Z mieszanymi uczuciami przyjąłem informację, że nie dane będzie mi zobaczyć w tym roku dworku Marszałka Józefa Piłsudskiego w Sulejówku. Z jednej strony dobrze, że powstanie nowoczesne muzeum. Z drugiej szkoda, że ze względu na żółwie tempo prac nie uda się go otworzyć w tym jakże ważnym dla nas roku. Tak czy siak z zamiaru pojechania do Sulejówka nie zrezygnowałem.
Ruszyłem pociągiem z Radomska do miejscowości Tłuszcz. O przygodach w pociągu nie będę wspominał aby się nie denerwować.
Podróż minęła szybko i już przed 11:00 zameldowałem się na stacji Tłuszcz. Stamtąd ruszyłem bardzo wolnym tempem w kierunku Wołomina. Na rogatkach tego miasta skręciłem z drogi głównej kierując się boczną drogą w kierunku miejscowości Ossów. Ta niewielka wioska znana jest z tego, że to właśnie tam zaczęły się pierwsze walki tzw. Bitwy Warszawskiej. Przy miejscowej szkole jest izba pamięci poświęcona temu wydarzeniu. Jest też projekt budowy Muzeum Wrota Bitwy Warszawskiej Ossów 1920. Piszę projekt bo prace budowlane miały się zacząć wiosną tegoż roku. A póki co przysłowiowych koparek nie widać. Miłośnikom historii pozostaje więc odwiedzenie wspomnianej izby pamięci oraz miejsc związanych z postacią księdza Ignacego Skorupki, który poległ 14 sierpnia 1920 roku prowadząc do boju jeden z oddziałów. 
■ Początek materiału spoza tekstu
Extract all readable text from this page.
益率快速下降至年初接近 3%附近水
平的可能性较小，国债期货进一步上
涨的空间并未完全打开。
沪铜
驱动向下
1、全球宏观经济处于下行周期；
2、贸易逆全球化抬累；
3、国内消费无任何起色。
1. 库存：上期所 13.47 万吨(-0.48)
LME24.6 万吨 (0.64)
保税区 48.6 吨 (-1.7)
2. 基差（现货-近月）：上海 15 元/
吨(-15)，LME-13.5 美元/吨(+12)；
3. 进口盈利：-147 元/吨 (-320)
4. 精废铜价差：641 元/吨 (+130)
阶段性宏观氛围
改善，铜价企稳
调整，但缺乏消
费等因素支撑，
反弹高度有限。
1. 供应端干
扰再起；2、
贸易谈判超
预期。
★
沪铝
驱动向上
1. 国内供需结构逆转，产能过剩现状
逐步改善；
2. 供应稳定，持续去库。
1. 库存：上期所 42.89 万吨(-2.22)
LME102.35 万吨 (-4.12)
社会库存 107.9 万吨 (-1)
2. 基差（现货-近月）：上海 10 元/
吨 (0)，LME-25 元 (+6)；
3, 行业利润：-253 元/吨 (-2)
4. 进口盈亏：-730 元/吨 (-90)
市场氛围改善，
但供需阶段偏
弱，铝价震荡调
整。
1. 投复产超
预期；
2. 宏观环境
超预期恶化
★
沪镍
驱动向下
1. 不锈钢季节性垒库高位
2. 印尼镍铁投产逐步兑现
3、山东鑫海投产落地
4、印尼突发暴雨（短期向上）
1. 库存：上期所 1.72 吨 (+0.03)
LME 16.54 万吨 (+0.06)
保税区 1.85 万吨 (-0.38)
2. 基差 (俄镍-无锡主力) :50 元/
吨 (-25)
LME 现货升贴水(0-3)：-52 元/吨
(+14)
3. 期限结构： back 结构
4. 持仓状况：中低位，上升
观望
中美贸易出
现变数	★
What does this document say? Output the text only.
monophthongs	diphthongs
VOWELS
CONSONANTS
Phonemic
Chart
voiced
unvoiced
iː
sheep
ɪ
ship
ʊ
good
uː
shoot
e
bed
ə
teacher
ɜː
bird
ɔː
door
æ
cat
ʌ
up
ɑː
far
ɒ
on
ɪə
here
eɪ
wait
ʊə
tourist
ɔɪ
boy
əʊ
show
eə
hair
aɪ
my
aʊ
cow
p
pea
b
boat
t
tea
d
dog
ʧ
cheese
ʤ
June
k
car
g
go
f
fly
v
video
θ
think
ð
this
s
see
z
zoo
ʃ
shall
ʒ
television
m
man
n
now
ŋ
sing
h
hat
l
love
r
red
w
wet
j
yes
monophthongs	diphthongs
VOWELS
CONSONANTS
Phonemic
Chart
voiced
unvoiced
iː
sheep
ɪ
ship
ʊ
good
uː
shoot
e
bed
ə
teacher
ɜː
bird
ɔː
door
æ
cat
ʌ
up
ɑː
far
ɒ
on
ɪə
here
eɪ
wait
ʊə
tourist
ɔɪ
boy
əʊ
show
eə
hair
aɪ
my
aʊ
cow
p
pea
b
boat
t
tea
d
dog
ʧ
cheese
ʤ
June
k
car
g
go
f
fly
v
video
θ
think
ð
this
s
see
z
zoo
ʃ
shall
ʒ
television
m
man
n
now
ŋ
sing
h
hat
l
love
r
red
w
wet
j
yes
Z Ossowa pojechałem do miejscowości Zielonka. Tam zamierzałem zastosować skrót i przejechać przez Rembertów aby szybciej być w Sulejówku. Na planach się skończyło oczywiście przez brak oznakowań. Pojechałem więc dalej w kierunku Ząbek. Na szczęście wzdłuż bardzo ruchliwej drogi był piękny ciąg rowerowo-pieszy. Po dojechaniu do rogatek stolicy drogą wojewódzką wiodącą obrzeżami dzielnicy Rembertów dotarłem do drogi wojewódzkiej na Węgrów. Zostało mi więc jeszcze tylko około 10 km i byłem w Sulejówku. Z informacji internetowych dowiedziałem się, że miejscowe Muzeum Józefa Piłsudskiego z powodu budowy nowego Muzeum jest nieczynne. Pozostało mi więc jedynie zrobić zdjęcia przed obiektem. 

Jeszcze tylko kawałeczek kluczenia po osiedlowych uliczkach i jestem na miejscu noclegowym.